SERKAN SARIATAŞ (Dersimli Ermeniler ve Aleviler Dostluk Derneği adına)
Pınarlardan çıkan suyun damlalarına borçludur heybetini ırmaklar. Çobanın bakracından dökülen süt, nice aşklara, özlemlere, yerinden bir ayrıkotu gibi sökülüp atılmış nice gurbetçiye duygu dili olmuştur; “Munzur’dan bir tas su!” Zorbalık metruk zamanların berrak tınısını boğmak istediğinde, mecazımızı yitirdik susarak, pusarak, sinerek. Yılgın havalara kanmadan yaşayanların yurdu, başını hep dik tuttu o dik başlı, açık alınlı bir Axparik! “Hangi ağacın yapraklarını siyah kadifeyle örttün ölüm? Hangi sözü bana verdin de benden geri aldın ey Dil!” Sessizlik.
Yüz yıllık acı, seksen yıllık ömrün orta yerine gelip oturmuş, sesteki koca bir düğüm gibi. Biraz daha sabırlı olsaydı hani 24’cü gününe kadar çığlık ayının... Hani gelip şöyle bir bakıverseydi de “Daha bekle” deseydi, 1935’te Sivas’ta doğan Sarkis Amca’ya. Atalarının ardıllarını görseydi, içi şen olsaydı sabah güneşinin mahmur keyfiyle. Su aksaydı, ovadaki ağaç yapraklarını usul usul sallayıp dursaydı, dağdaki son kar parçası da eriseydi, ölüm dursaydı, az biraz bekleyip sonraya kalsaydı! Sessizlik.
Gergis Baba’nın dağ keçilerinin ayak bastığı toprakları bırakıp bize, düştün ardına Munzur’un sularıyla yıkanıp. Arzusunu taşıdığın gün emanetindir tedirgin güvercinlerine. İşte buradayız axparik, sesinin tınısında, dilindeki ezginin içinde. “Ey başucumuza dikilen ölüm, uçurum dibinde gözlerini hayata açan çiçekleri solduramazsın. Az biraz bekle, kalanlara selam edilsin, çığlıkla hasbıhal eylensin, ırmaklarında yıkanılsın yüz yıllık cıvıltının.” Sessizlik.
Sarkis Seropyan; bizlerin yoldaşı. Elinde penseyle, tornavidayla atıldı acıyı tamir etmeye. Ruhunu onardı düşlerimizin. Halkını kıran, kıramadıklarını sindiren barbarlığa müsamaha göstermedi. O anlattı, o anlattıkça duyduk yangın yerinin sıcaklığını. İçimiz yandı, biz yandık, daha da yanarız.
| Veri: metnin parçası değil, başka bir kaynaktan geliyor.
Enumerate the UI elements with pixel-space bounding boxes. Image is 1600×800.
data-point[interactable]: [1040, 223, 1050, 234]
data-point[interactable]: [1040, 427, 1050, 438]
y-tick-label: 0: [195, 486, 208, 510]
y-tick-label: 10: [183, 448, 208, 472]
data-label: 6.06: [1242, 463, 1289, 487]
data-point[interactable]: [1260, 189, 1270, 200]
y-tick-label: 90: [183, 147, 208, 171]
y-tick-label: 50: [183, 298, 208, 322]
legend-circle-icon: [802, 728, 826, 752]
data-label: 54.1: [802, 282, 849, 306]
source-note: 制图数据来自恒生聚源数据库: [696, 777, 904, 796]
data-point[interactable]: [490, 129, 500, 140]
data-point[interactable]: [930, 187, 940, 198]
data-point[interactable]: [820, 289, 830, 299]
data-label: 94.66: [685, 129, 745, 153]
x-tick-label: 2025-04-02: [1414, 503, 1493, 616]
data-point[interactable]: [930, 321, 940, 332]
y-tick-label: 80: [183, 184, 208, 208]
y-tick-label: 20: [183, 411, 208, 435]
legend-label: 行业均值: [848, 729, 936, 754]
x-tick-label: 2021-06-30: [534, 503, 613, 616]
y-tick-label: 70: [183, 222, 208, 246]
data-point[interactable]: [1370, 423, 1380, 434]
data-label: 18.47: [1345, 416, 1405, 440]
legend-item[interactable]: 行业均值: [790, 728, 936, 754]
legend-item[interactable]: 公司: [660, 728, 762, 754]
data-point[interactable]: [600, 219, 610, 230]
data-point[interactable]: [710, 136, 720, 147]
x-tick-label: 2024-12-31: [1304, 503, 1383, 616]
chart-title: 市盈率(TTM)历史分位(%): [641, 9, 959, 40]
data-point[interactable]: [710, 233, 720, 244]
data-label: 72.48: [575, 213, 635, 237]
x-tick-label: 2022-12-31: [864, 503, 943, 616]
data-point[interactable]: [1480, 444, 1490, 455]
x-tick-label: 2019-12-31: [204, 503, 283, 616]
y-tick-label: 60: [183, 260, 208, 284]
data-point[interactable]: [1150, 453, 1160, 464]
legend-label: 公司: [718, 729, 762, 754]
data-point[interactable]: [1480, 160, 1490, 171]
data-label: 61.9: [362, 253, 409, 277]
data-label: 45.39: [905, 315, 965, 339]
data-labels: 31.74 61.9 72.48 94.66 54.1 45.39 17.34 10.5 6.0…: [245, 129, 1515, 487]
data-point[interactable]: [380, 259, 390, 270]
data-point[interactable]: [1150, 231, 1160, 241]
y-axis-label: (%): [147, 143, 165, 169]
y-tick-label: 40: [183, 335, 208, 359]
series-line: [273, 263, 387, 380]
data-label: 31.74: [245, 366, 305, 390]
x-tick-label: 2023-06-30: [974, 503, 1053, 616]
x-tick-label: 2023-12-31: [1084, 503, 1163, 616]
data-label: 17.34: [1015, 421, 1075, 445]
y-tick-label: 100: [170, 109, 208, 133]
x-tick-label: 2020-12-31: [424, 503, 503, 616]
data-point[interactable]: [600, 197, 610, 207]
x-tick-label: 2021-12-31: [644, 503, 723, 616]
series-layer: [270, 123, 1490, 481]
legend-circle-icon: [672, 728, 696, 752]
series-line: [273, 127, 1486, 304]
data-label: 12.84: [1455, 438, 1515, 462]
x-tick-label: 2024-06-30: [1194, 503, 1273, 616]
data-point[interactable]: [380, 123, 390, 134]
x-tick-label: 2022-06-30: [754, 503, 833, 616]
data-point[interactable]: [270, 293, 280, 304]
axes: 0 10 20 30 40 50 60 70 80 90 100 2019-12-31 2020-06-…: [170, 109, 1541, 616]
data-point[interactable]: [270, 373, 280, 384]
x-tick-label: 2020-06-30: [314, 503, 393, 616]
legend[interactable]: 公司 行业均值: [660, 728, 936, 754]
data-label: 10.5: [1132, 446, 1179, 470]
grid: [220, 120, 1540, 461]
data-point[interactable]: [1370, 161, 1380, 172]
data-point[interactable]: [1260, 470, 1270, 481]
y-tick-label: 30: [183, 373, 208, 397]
Seni tanıdıkça dönüş yolu berraklaştı daha bir. Uzattığın el avuçlarımızın içinde sımsıkı kavrandı, yarına devredilmek üzere. Yaşamına sığdırdığın ne varsa güzel, özgür günlere taşıyacağız. Korkuyla yaşanmasın diye, onları cehenneme süreceğiz. Sessizlik.
Toprağına dokunduğun Dersim’i çok sevdin, Dersim de seni sevdi. Havasını kokladığın topraklar sana sevgi besledi. Topraklardan süzülmüş suları son nefesinde dillendirdin, “Munzur Suyu” dedin. O su, altında ebediyete uzandığın yorganını ıslatsın istedin. Yorganına nehrini taşıyacağız Munzur’un. Ebedi istirahatgâhında en uzun ve en güzel uykunu uyu. En güzel rüyalarını huşu içinde gör, sakin, basiretli dosta yaslanır gibi yaslan arkana ve izle bizi Sarkis Amcacığım. Seni çok sevdik, çok özleyeceğiz. Sen yalnızca Garine’nin, Kuyriğin ve Vağarşag’ın değil, bizim de ebeveynimizsin. Işıklar içinde uyu. Başımız sağ olsun. Sessizlik.